Taking what made them people apart, and .... nothing else comes. I
saw, or was shown, more. But now, nothing. I tried to kill myself
yesterday, but my brain is protecting me from this. Laugh or cry?
What isn't both? I shudder a little, arms around myself, and move.
One step. Another. Walking is easy, even if you hurt, even if you can
barely see, when it means you're getting away, running. It mustn't
have been hard to end up on land, long and long ago: be chased hard
enough, run far enough, and you would. Fear wins. Only cowards
survive.
Somehow I make it
back to Ed's apartment, hurting all over. Even my fingernails ache.
Everything looks unreal even as I walk into the solidness of it. My
eyes hurt, even squeezed shut, but I'm not bleeding from them. It's
not a horror movie; somehow that makes my life worse. I strip
clothing soaked with sweat, fall into the shower. The room is thick
with steam, wallpaper bubbling by the time I exit.
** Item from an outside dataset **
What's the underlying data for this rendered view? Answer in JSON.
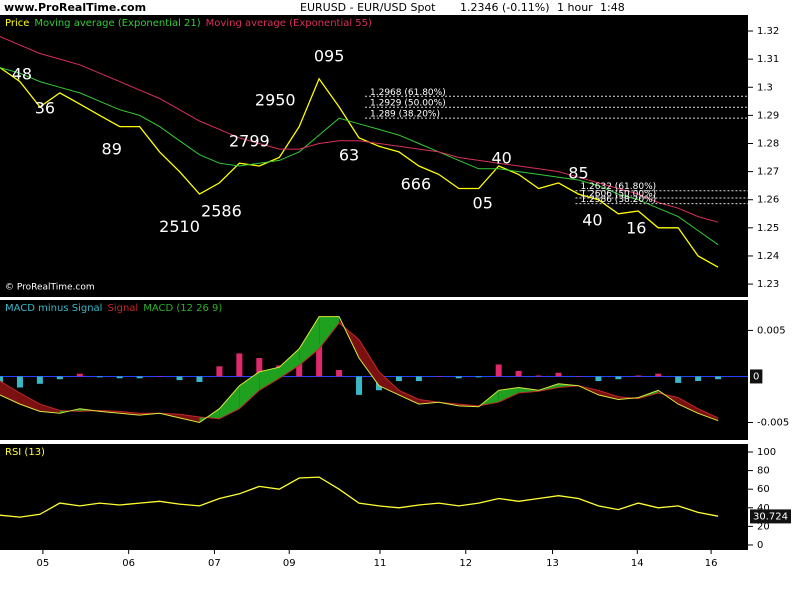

Eyes feel gritty,
as if I have sand in them. I take stock: the rest of me hurts, but
I've been worse.
The wallpaper
smooths under my fingers, a metaphor for the world. Gaudy designs
pasted over bare walls, bubbling up, smoothed down. A laugh escapes
me, strangled. "Nothing is metaphor now," I say, and my
voice matches the one whispering inside my head, perfect. It shuts
up. I leave. Ed isn't home. It's good, better: I don't want to be
seen like this. Not vulnerable, but broken. Something broke inside
me. I sleep. Fix it. Sleep fixes things.
I hold the mantra
even as part of me is so scared of the darkness that will follow.